W Barometrze KPMG i PZPM badającym nastroje w branży motoryzacyjnej, kadra kierownicza polskich zakładów przyznała, że zarządzane przez nią firmy odnotowały spadek sprzedaży w efekcie pandemii COVID-19. Aż 88 procent spotkało się z zakłóceniami łańcucha dostaw, natomiast 35 procent z nich zamknęło przynajmniej część działalności.
Powrót do sytuacji sprzed pandemii
Według 59 procent ankietowanych powrót do sytuacji sprzed pandemii zajmie co najmniej 2 lata. Z kolei 6 procent uważa, że to nie nastąpi w ogóle. Powodem pesymizmu są fundamentalne zmiany na rynku. Przypomniano bowiem, że Komisja Europejska przedstawiła 4 marca wniosek legislacyjny - European Climate Law - zawierający prawne zobowiązania, zgodnie z którymi UE stanie się neutralna dla klimatu do roku 2050.
"Ten dokument bezpośrednio dotyka przemysłu samochodowego. KE wskazuje, że transport odpowiada za jedną czwartą europejskich emisji dwutlenku węgla" - czytamy w raporcie "Branża Motoryzacyjna 2020/21".

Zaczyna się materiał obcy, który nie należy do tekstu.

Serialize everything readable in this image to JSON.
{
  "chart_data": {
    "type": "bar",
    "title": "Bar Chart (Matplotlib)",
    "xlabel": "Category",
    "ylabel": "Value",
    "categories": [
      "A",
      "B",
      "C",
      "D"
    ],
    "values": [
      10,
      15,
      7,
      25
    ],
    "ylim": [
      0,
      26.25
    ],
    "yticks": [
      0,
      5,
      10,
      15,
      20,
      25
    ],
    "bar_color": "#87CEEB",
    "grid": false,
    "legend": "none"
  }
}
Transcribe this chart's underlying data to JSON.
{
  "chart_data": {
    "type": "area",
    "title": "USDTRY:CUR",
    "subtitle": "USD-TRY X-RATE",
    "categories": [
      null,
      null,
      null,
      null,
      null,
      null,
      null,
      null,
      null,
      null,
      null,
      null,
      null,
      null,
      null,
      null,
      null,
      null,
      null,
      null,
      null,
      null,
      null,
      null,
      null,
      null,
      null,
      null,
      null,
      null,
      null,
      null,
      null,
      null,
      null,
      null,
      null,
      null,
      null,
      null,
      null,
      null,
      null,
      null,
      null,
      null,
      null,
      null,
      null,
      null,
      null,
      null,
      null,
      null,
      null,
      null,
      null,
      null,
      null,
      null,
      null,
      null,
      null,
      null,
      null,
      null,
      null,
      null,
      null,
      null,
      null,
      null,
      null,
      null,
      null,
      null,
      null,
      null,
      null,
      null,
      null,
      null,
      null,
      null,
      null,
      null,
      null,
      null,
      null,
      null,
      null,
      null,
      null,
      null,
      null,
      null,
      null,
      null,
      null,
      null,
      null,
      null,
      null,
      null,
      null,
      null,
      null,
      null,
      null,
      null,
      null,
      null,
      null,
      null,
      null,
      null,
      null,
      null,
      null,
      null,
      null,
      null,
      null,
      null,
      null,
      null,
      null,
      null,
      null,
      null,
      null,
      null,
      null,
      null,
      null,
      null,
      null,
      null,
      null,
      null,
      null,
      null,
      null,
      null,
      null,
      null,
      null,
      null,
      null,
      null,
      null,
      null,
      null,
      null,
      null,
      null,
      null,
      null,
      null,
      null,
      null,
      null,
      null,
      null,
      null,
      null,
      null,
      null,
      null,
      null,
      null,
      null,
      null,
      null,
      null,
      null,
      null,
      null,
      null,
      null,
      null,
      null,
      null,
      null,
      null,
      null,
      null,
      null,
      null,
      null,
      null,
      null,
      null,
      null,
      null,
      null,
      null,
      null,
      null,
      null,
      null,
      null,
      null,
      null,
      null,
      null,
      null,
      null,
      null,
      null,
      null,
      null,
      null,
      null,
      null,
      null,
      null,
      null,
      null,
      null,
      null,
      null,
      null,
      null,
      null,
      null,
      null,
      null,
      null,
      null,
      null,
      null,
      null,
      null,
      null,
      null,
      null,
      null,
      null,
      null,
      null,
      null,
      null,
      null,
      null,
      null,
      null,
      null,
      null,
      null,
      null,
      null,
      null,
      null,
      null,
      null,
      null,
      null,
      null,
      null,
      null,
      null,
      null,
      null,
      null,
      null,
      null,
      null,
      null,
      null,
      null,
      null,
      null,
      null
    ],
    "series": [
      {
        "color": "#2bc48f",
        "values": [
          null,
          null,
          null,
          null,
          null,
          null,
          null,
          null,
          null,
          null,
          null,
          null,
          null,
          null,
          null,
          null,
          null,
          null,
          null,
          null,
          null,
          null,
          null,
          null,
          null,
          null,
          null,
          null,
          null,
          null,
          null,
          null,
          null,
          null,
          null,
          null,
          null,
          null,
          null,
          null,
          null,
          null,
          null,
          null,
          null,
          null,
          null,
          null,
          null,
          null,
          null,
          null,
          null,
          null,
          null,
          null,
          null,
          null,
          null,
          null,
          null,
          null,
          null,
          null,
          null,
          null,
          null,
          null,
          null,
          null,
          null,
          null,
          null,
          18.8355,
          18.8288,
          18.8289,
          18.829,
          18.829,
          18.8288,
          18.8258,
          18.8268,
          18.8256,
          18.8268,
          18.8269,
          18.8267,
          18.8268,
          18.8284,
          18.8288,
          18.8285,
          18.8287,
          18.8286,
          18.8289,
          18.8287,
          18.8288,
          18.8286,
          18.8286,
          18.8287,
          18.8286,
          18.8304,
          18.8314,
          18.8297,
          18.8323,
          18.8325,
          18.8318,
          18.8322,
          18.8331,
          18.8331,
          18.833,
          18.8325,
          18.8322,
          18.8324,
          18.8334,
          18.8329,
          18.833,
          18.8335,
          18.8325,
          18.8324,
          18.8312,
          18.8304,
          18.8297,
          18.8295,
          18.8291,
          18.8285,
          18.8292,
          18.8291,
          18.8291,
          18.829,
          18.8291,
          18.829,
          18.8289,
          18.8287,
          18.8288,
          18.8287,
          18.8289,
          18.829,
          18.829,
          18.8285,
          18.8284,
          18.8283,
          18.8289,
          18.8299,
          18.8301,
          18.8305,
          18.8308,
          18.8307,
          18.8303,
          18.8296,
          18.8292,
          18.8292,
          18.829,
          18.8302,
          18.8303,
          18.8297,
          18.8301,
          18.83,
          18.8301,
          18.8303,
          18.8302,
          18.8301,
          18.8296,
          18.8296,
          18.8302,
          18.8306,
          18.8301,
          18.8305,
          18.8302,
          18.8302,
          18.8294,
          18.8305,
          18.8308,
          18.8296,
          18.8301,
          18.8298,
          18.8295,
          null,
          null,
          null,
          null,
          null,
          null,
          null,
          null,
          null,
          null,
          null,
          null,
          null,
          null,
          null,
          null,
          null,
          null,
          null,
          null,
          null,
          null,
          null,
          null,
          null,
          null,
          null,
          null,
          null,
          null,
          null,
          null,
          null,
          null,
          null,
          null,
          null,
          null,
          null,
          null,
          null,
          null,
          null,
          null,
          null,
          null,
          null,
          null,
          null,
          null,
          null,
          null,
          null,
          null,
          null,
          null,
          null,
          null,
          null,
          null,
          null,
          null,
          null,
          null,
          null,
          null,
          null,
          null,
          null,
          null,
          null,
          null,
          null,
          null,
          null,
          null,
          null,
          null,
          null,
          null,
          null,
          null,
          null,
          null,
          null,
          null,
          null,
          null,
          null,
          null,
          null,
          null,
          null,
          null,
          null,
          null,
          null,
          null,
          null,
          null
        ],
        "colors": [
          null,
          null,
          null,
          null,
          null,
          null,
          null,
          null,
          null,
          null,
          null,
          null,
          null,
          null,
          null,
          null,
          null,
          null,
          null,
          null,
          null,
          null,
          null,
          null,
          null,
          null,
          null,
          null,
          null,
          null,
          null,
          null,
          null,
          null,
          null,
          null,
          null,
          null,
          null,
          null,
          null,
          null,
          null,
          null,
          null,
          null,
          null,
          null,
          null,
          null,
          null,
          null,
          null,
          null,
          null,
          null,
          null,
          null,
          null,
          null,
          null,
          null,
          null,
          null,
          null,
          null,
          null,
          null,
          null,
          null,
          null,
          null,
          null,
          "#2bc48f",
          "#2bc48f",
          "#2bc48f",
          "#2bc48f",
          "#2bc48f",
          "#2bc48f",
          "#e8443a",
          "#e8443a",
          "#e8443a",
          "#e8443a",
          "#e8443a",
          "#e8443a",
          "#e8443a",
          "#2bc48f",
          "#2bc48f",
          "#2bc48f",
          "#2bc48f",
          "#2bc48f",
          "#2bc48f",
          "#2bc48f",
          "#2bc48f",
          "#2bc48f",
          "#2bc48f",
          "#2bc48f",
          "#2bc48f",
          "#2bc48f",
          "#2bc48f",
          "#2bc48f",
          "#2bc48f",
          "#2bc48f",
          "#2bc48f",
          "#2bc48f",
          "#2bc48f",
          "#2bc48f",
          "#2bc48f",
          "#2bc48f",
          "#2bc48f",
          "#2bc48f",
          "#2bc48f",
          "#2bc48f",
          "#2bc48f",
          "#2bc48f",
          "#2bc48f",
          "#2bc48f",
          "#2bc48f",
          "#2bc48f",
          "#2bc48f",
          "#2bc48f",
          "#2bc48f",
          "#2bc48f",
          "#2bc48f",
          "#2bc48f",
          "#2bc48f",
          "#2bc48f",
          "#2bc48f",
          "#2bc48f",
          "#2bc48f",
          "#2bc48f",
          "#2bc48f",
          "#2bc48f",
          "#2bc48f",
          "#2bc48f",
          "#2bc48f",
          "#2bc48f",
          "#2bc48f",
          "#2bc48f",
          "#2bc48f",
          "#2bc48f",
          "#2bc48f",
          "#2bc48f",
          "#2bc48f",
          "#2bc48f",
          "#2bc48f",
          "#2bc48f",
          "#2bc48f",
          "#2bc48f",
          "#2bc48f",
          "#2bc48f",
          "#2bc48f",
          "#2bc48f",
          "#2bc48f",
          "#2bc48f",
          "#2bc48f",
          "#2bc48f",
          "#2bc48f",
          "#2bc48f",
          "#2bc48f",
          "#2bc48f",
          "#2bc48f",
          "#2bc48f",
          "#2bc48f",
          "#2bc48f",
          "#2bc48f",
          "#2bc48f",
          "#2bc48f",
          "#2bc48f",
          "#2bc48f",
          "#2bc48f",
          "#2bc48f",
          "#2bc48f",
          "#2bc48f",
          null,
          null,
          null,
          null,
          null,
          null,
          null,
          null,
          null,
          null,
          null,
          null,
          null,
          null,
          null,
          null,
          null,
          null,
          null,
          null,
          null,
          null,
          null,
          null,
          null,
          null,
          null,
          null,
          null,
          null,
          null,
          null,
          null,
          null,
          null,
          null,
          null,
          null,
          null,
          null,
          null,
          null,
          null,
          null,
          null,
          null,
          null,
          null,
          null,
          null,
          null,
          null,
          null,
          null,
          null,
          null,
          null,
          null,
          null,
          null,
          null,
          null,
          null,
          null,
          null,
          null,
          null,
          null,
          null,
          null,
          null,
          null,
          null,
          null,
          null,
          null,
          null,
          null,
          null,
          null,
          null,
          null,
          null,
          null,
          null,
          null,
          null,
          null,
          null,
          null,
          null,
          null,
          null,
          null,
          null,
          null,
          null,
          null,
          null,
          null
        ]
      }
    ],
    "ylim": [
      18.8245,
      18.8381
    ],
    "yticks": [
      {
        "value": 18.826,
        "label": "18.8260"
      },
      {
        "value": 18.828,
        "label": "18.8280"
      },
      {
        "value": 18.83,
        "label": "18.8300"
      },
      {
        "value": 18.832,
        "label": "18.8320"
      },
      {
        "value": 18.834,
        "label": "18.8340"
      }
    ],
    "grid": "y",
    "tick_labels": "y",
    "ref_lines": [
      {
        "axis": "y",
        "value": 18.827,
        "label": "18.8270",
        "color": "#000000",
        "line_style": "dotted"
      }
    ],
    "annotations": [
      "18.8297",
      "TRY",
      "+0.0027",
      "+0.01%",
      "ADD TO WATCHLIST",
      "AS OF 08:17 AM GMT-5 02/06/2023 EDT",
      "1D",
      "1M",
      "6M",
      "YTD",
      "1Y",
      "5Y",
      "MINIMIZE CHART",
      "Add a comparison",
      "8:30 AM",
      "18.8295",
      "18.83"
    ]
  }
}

Autorzy raportu zaznaczyli, że "redukując emisję politycy muszą pamiętać o zachowaniu miejsc pracy". "W Europie motoryzacja zatrudnia pośrednio 13,8 miliona osób. Ze znajdujących się na Starym Kontynencie fabryk wyjechał co czwarty wyprodukowany na świecie samochód. Branża motoryzacyjna odpowiada za 20 proc. wydatków na badania i rozwój" - czytamy.
"Podczas zamrożenia gospodarki wielu zatrudnionych otrzymało zredukowane wypłaty, firmy cierpią na zmniejszone przychody. Jeżeli sytuacja niepewności będzie przedłużać się, świat motoryzacji czekają bankructwa i poważny kryzys" - dodano w raporcie.